Dynamic Coverage and Clustering: A Maximum Entropy Approach
Abstract:
In this talk we present a computational framework for solving a large class of dynamic coverage and clustering problems, ranging from those that arise in the deployment of mobile sensor networks to the classification of cellular data for diagnosing cancer stages. This framework provides the ability to identify natural clusters in an underlying dataset, and allows us to address inherent tradeoffs such as those between cluster resolution and computational cost. More specifically, we define the problem of minimizing an instantaneous coverage metric as a combinatorial optimization problem in a Maximum Entropy Principle framework, which we formulate specifically for the dynamic setting. Locating cluster centers and their associated velocity fields is cast as a control design problem that ensures the algorithm achieves progressively better coverage with time.

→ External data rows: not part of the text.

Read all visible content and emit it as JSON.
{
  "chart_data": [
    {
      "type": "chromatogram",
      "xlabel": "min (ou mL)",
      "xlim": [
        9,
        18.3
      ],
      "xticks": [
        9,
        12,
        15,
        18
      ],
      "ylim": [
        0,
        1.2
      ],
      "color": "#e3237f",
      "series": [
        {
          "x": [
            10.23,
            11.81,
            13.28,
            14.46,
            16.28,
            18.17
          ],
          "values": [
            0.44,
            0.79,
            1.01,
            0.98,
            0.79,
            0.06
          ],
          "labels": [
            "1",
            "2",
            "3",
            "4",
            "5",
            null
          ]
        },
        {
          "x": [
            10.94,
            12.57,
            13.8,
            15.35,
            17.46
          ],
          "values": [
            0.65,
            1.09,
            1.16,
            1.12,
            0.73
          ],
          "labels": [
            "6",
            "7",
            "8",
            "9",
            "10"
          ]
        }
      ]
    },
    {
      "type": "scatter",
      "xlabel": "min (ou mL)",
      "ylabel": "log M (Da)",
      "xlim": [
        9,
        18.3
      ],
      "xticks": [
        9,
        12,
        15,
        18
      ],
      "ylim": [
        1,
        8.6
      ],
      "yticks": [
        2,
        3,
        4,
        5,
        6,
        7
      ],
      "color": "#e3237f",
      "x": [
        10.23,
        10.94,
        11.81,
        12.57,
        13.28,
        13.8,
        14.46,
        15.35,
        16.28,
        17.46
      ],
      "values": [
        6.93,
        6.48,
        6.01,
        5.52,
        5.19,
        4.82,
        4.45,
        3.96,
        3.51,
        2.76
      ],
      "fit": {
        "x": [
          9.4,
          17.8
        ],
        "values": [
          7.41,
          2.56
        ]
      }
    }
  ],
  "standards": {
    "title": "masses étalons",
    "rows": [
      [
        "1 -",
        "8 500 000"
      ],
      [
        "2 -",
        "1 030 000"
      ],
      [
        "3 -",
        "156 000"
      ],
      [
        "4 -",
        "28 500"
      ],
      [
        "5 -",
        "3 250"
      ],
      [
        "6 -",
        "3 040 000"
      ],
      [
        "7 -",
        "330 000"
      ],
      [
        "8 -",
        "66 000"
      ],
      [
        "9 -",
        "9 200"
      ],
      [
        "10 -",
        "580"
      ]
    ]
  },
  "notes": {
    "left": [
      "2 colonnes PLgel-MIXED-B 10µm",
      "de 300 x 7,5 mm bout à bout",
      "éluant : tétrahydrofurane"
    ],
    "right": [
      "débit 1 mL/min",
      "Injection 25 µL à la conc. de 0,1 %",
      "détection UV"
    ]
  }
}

Biography:Dr. Carolyn Beck is an Associate Professor at the Department of Industrial and Enterprise Systems Engineering (IESE) at the University of Illinois at Urbana-Champaign. She joined the department in August 1999. Prior to this she was a faculty member of the Department of Electrical Engineering at the University of Pittsburgh from September 1996 through July 1999. She was a post-doctoral research assistant at Lund Institute of Technology in Sweden for the first half of 1996, after receiving her Ph.D. in Electrical Engineering from the California Institute of Technology in January 1996, in the area of control theory. From 1985 through 1989, Dr. Beck was a Research and Development Engineer for Hewlett-Packard in Santa Clara, CA.